September 19, 2017
Two years ago, the United Nations adopted the Sustainable Development Goals. Since then BASF has been actively supporting the United Nations with the implementation of the SDGs. They form the framework for sustainable management at an economic, environmental and social level. Thorsten Pinkepank, Director Sustainability Relations at BASF SE, provided insights about what has happened in the last two years since the implementation of the SDGs has started.
Thorsten Pinkepank: The goals formulated in the SDGs were to be expected as some of the issues had already been addressed by the Millennium Goals. However, what is new and remarkable – especially when looking at the current status of global politics – is, that basically all nations managed to agree on what current problems have to be actively tackled and what needs to be improved for future generations. The universality of the goals is also new: unlike the Millennium Goals, the SDGs not only apply to emerging and developing countries, but to all countries. We at BASF welcome this improvement and highly appreciate that economic growth has now been identified as a necessary contribution to sustainable development. In addition, the UN Member States have backed the cooperation with many partners: aside from NGOs and politics, this time business and companies like BASF were also involved in the formulation of the goals.
Over the past two years, the SDGs have been established as a general international framework, despite some resistance and criticism in the beginning. By now, major global corporations have started to integrate the SDGs into their strategies. However, there is still a way to go until they become known across all industries and society at large, but we can already see that politicians have intensively discussed and picked up on them. There are certain topics which require further work and the SDGs have brought these to the fore. After only two years, it becomes obvious that these goals can only be achieved if everyone works together.
The Sustainable Development Goals are not only important for companies like BASF. Networks such as the UN Global Compact or CSR Europe have recognized their significance and use them as a framework for structure activities. The German government and the EU Commission have recognized the relevance of the SDGs and use them as a reference frame. This is underpinned by the fact that the German government uses the SDGs as a guiding theme for the German Sustainable Development Strategy.
Simply said: business is crucial when it comes to achieving the goals. We need new innovations, processes and products to make a significant contribution to a sustainable future. Hunger, poverty, energy, water – these are key challenges requiring technical and business solutions in all countries. Companies have to focus and offer new products and innovations in their relevant fields of expertise.

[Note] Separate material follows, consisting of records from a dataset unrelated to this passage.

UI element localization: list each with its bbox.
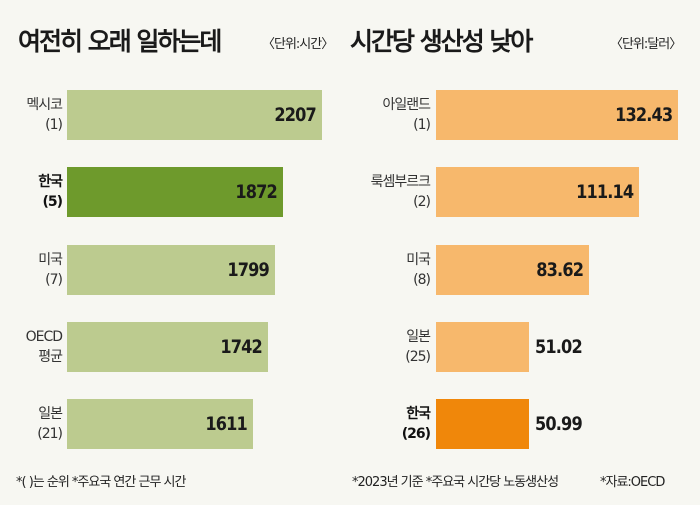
category-label: 일본 (21) — [0, 404, 63, 444]
category-name: 아일랜드 — [382, 97, 431, 113]
data-label: 1872 — [235, 181, 278, 204]
category-sublabel: (26) — [401, 426, 431, 443]
right-chart-unit: 〈단위:달러〉 — [610, 37, 682, 52]
bar — [67, 90, 322, 140]
category-sublabel: (25) — [405, 348, 431, 365]
bar — [436, 244, 589, 295]
category-sublabel: (1) — [413, 117, 431, 133]
right-chart-title: 시간당 생산성 낮아 — [350, 27, 533, 56]
left-chart-unit: 〈단위:시간〉 — [262, 37, 334, 52]
data-label: 50.99 — [535, 413, 583, 436]
category-name: 룩셈부르크 — [370, 174, 431, 191]
footnote-source: *자료:OECD — [600, 475, 665, 490]
category-name: OECD — [25, 328, 63, 345]
category-sublabel: (21) — [37, 426, 63, 443]
category-sublabel: 평균 — [38, 348, 63, 365]
left-chart-title: 여전히 오래 일하는데 — [18, 27, 222, 56]
bar — [436, 321, 530, 372]
category-label: 룩셈부르크 (2) — [360, 172, 431, 212]
category-label: 일본 (25) — [360, 327, 431, 367]
category-label: 한국 (26) — [360, 404, 431, 444]
category-sublabel: (8) — [413, 271, 431, 288]
category-label: OECD 평균 — [0, 327, 63, 367]
category-label: 미국 (7) — [0, 250, 63, 290]
footnote-basis: *2023년 기준 *주요국 시간당 노동생산성 — [352, 475, 559, 490]
category-name: 일본 — [38, 406, 63, 423]
data-label: 1611 — [205, 413, 248, 436]
category-name: 한국 — [406, 406, 431, 423]
category-label: 멕시코 (1) — [0, 95, 63, 135]
bar — [436, 167, 640, 218]
bar — [67, 167, 284, 218]
bar — [67, 244, 275, 295]
category-sublabel: (7) — [45, 271, 63, 288]
category-name: 미국 — [406, 251, 431, 268]
category-name: 멕시코 — [26, 97, 63, 113]
data-label: 1742 — [220, 335, 263, 358]
category-sublabel: (1) — [45, 117, 63, 133]
category-label: 미국 (8) — [360, 250, 431, 290]
data-label: 51.02 — [535, 335, 583, 358]
bar — [436, 399, 530, 450]
data-label: 1799 — [227, 258, 269, 281]
category-label: 아일랜드 (1) — [360, 95, 431, 135]
bar — [67, 399, 254, 450]
footnote-left: *( )는 순위 *주요국 연간 근무 시간 — [16, 475, 186, 490]
bar — [436, 90, 678, 140]
category-sublabel: (5) — [42, 194, 63, 211]
bar — [67, 321, 269, 372]
category-name: 한국 — [38, 174, 63, 191]
category-label: 한국 (5) — [0, 172, 63, 212]
category-name: 미국 — [38, 251, 63, 268]
data-label: 83.62 — [535, 258, 584, 281]
data-label: 111.14 — [575, 181, 634, 204]
data-label: 2207 — [274, 104, 316, 126]
category-name: 일본 — [406, 328, 431, 345]
data-label: 132.43 — [614, 104, 673, 126]
category-sublabel: (2) — [413, 194, 431, 211]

At BASF, we contribute to the SDGs in many different ways. Besides product solutions, we also offer innovative business models in these areas I have just mentioned: for example, the idea behind our Starting Ventures Program is to provide people whose basic needs are not currently met with entrepreneurial solutions. That way they can increase their income and quality of life for themselves. One project in Africa is geared towards providing local people with a better supply of staple food. Most of the local food is covered in fungal spores which greatly increases the health risks to the population. BASF supports the local people by providing them with a simple food additive to increase the quality of the food and binds the fungal spores. In the same way, we support innovative ideas which deal with water treatment and the desalination of sea water to ensure a reliable source of potable water.
It is difficult to predict to which extent the Sustainable Development Goals will be fulfilled by 2030. Most likely topics addressed by the SDGs will never be fully completed. However, for the sustainable future of generations to come, we must actively address those issues in short, but also the long-term. One thing is clear: Sustainability is a journey that never ends. New challenges will always ask for new answers – and this really is a big endeavor.